Deal could revive Germany’s ‘grand coalition’ and retain long term emission targets, but negotiating blueprint remains light on details for future climate strategy
German Chancellor Angela Merkel has reportedly made a breakthrough in the long-running coalition talks to form a national government, paving the way for another ‘grand coalition’ between her party, the Christian Democrats, and the SPD.
The parties today revealed a 28-page blueprint for formal negotiations, containing compromises over immigration rates, EU budget contributions, and pension reforms.
However, the document fails to list climate change as a main priority for either party, and leaves the door open for Germany to miss its 2020 climate goals.
The draft deal affirms the country’s 2020, 2030, and 2050 emissions goals, but with Germany way off track to meet its 2020 target the document proposes a commission to find measures by the end of 2018 to close the gap ‘as far as possible’, rather than offering an absolute commitment to meet the target.
Reports earlier this week suggested the 2020 targets could be under threat in the latest round of negotiating talks. Preliminary negotiations were said to have made encouraging progress towards an agreement to delay the 2020 target until the early 2020s. However, sources suggested a new coalition deal could also retain the 2030 emissions target, step up goals for renewable energy deployment, and explore mechanisms for curbing coal emissions across the economy.
However, the paper provides scant details on any climate policy agreement and is also quiet on strategies to ensure Germany transitions to the widespread use of electric vehicles in the coming decades, a move that is crucial to Germany’s decarbonisation efforts.
On climate change, deal affirms 2020, 2030, 2050 emissions goals but vague on pace of shift away from coal power and combustion-engine cars.
— Jeremy Cliffe (@JeremyCliffe) January 12, 2018
The agreement is likely to confirm the fears of environmentalists, who have long suspected meeting the 2020 targets will be a struggle without controversial and radical action to crack down on the Germany’s sizeable coal industry.
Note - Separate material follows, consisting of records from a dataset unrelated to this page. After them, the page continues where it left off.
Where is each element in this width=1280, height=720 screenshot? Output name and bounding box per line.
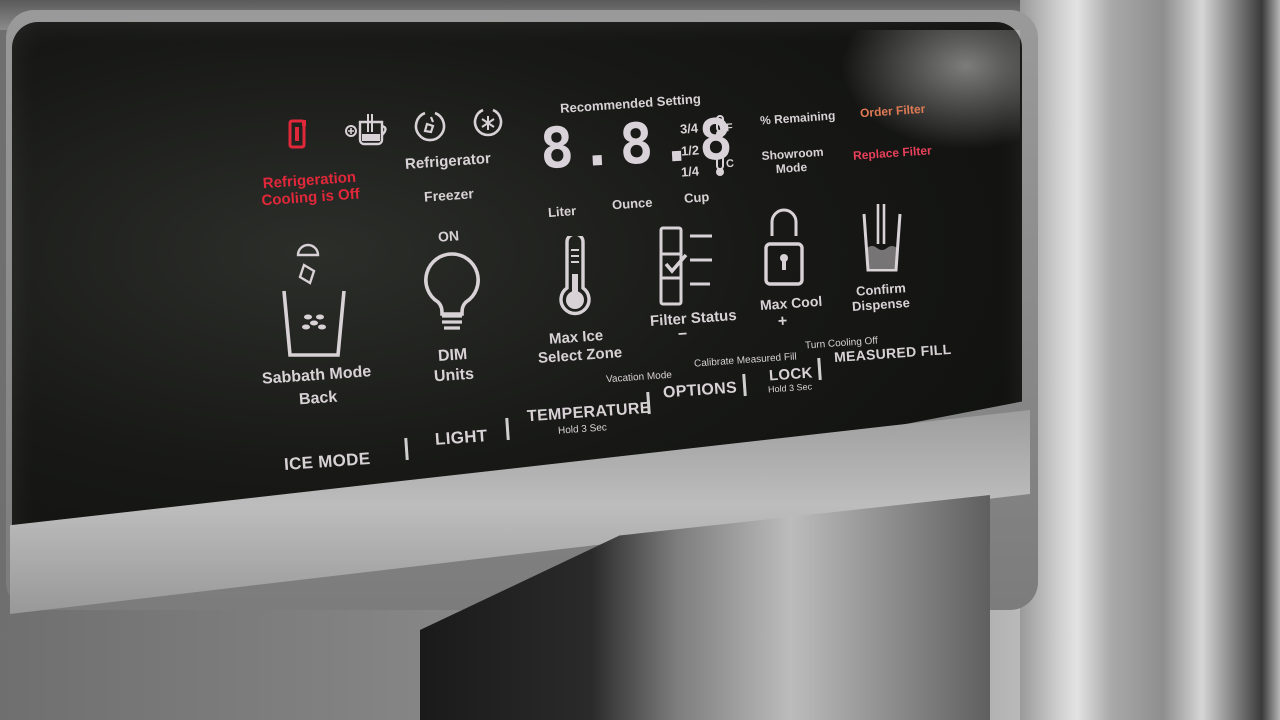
fraction-one-quarter: 1/4 xyxy=(680,163,700,180)
light-bulb-icon[interactable] xyxy=(420,250,484,344)
seven-segment-display: 8.8.8 xyxy=(538,106,741,183)
fraction-one-half: 1/2 xyxy=(680,142,700,159)
fridge-door-icon xyxy=(287,118,309,154)
thermometer-icon[interactable] xyxy=(555,232,595,324)
unit-fahrenheit: F xyxy=(725,121,734,135)
unlocked-padlock-icon[interactable] xyxy=(762,200,810,296)
light-button[interactable]: LIGHT xyxy=(434,426,488,450)
add-water-pitcher-icon xyxy=(344,112,392,152)
back-label: Back xyxy=(298,388,338,409)
plus-label: + xyxy=(777,312,788,331)
light-on-label: ON xyxy=(437,227,460,245)
units-label: Units xyxy=(433,365,475,386)
glass-dispense-icon[interactable] xyxy=(858,200,906,284)
steel-door-edge xyxy=(1020,0,1280,720)
minus-label: − xyxy=(677,325,688,344)
ice-cup-icon[interactable] xyxy=(278,243,350,367)
freezer-snowflake-cycle-icon xyxy=(471,106,505,144)
dim-label: DIM xyxy=(437,345,468,366)
fraction-three-quarters: 3/4 xyxy=(679,120,699,137)
filter-status-icon[interactable] xyxy=(658,224,718,312)
unit-celsius: C xyxy=(725,157,735,171)
glass-reflection xyxy=(840,30,1020,150)
cup-label: Cup xyxy=(683,189,710,206)
ounce-label: Ounce xyxy=(611,194,653,213)
liter-label: Liter xyxy=(547,203,577,220)
showroom-mode-label: Showroom Mode xyxy=(761,144,824,177)
refrigerator-temp-cycle-icon xyxy=(413,108,449,148)
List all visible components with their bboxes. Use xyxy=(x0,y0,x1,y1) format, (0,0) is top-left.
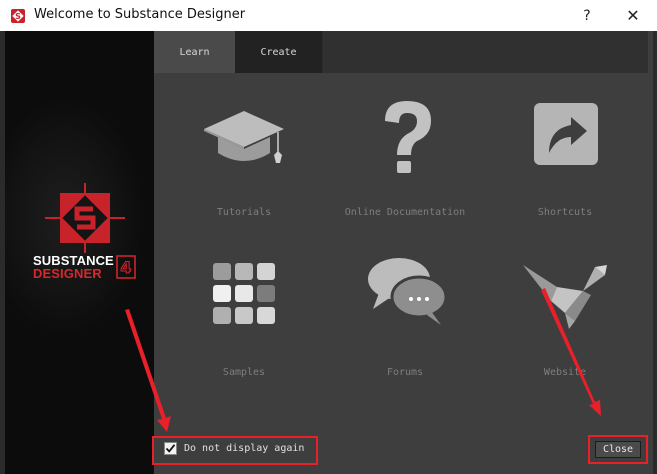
annotation-arrows xyxy=(125,288,601,432)
annotation-arrow-left xyxy=(125,309,171,432)
annotation-arrow-right xyxy=(541,288,601,416)
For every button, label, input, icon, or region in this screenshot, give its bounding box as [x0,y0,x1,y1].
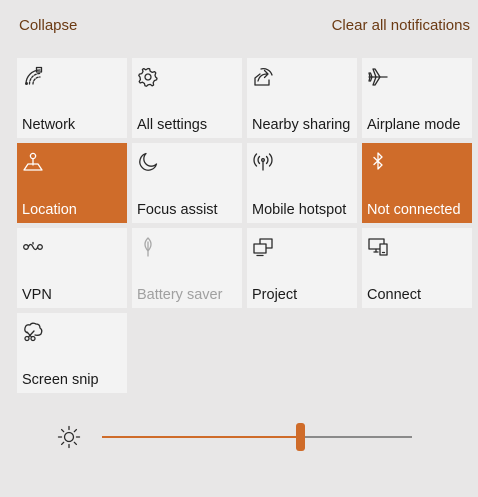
hotspot-icon [252,151,274,173]
nearby-sharing-tile[interactable]: Nearby sharing [247,58,357,138]
network-icon [22,66,44,88]
location-tile[interactable]: Location [17,143,127,223]
gear-icon [137,66,159,88]
bluetooth-icon [367,151,389,173]
tile-label: Airplane mode [367,117,461,133]
connect-tile[interactable]: Connect [362,228,472,308]
tile-label: Battery saver [137,287,223,303]
brightness-slider[interactable] [102,422,412,452]
bluetooth-tile[interactable]: Not connected [362,143,472,223]
share-icon [252,66,274,88]
mobile-hotspot-tile[interactable]: Mobile hotspot [247,143,357,223]
tile-label: All settings [137,117,208,133]
clear-all-notifications-link[interactable]: Clear all notifications [332,17,470,34]
tile-label: VPN [22,287,52,303]
location-icon [22,151,44,173]
vpn-icon [22,236,44,258]
slider-fill [102,436,301,438]
tile-label: Not connected [367,202,461,218]
tile-label: Location [22,202,77,218]
vpn-tile[interactable]: VPN [17,228,127,308]
tile-label: Network [22,117,76,133]
moon-icon [137,151,159,173]
brightness-icon [57,425,81,449]
tile-label: Mobile hotspot [252,202,347,218]
tile-label: Focus assist [137,202,218,218]
battery-saver-tile[interactable]: Battery saver [132,228,242,308]
network-tile[interactable]: Network [17,58,127,138]
leaf-icon [137,236,159,258]
quick-actions-grid: Network All settings Nearby sharing Airp… [17,58,473,393]
screen-snip-icon [22,321,44,343]
slider-thumb[interactable] [296,423,306,451]
tile-label: Screen snip [22,372,99,388]
focus-assist-tile[interactable]: Focus assist [132,143,242,223]
connect-icon [367,236,389,258]
collapse-link[interactable]: Collapse [19,17,77,34]
airplane-icon [367,66,389,88]
tile-label: Project [252,287,298,303]
project-icon [252,236,274,258]
airplane-mode-tile[interactable]: Airplane mode [362,58,472,138]
screen-snip-tile[interactable]: Screen snip [17,313,127,393]
all-settings-tile[interactable]: All settings [132,58,242,138]
tile-label: Nearby sharing [252,117,351,133]
tile-label: Connect [367,287,422,303]
project-tile[interactable]: Project [247,228,357,308]
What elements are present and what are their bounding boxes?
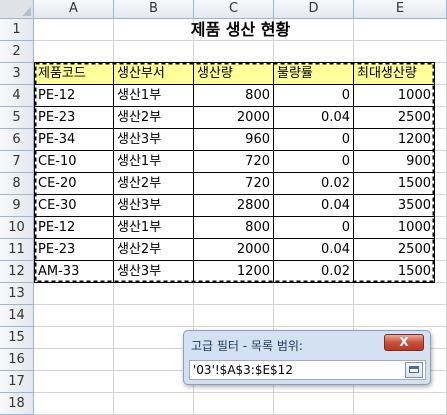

Merkel had insisted before last autumn’s election that the 2020 targets wopuld be met. But her weakened position following the CDU’s poorer than expected electoral performance made such action much more difficult to push through the Bundestag.
The coalition text still has to be approved by the SDP at a party congress later this month, and may well change again once formal negotiations begin.
Even if the talks proceed as planned, it is likely to take at least until March before a government is in place.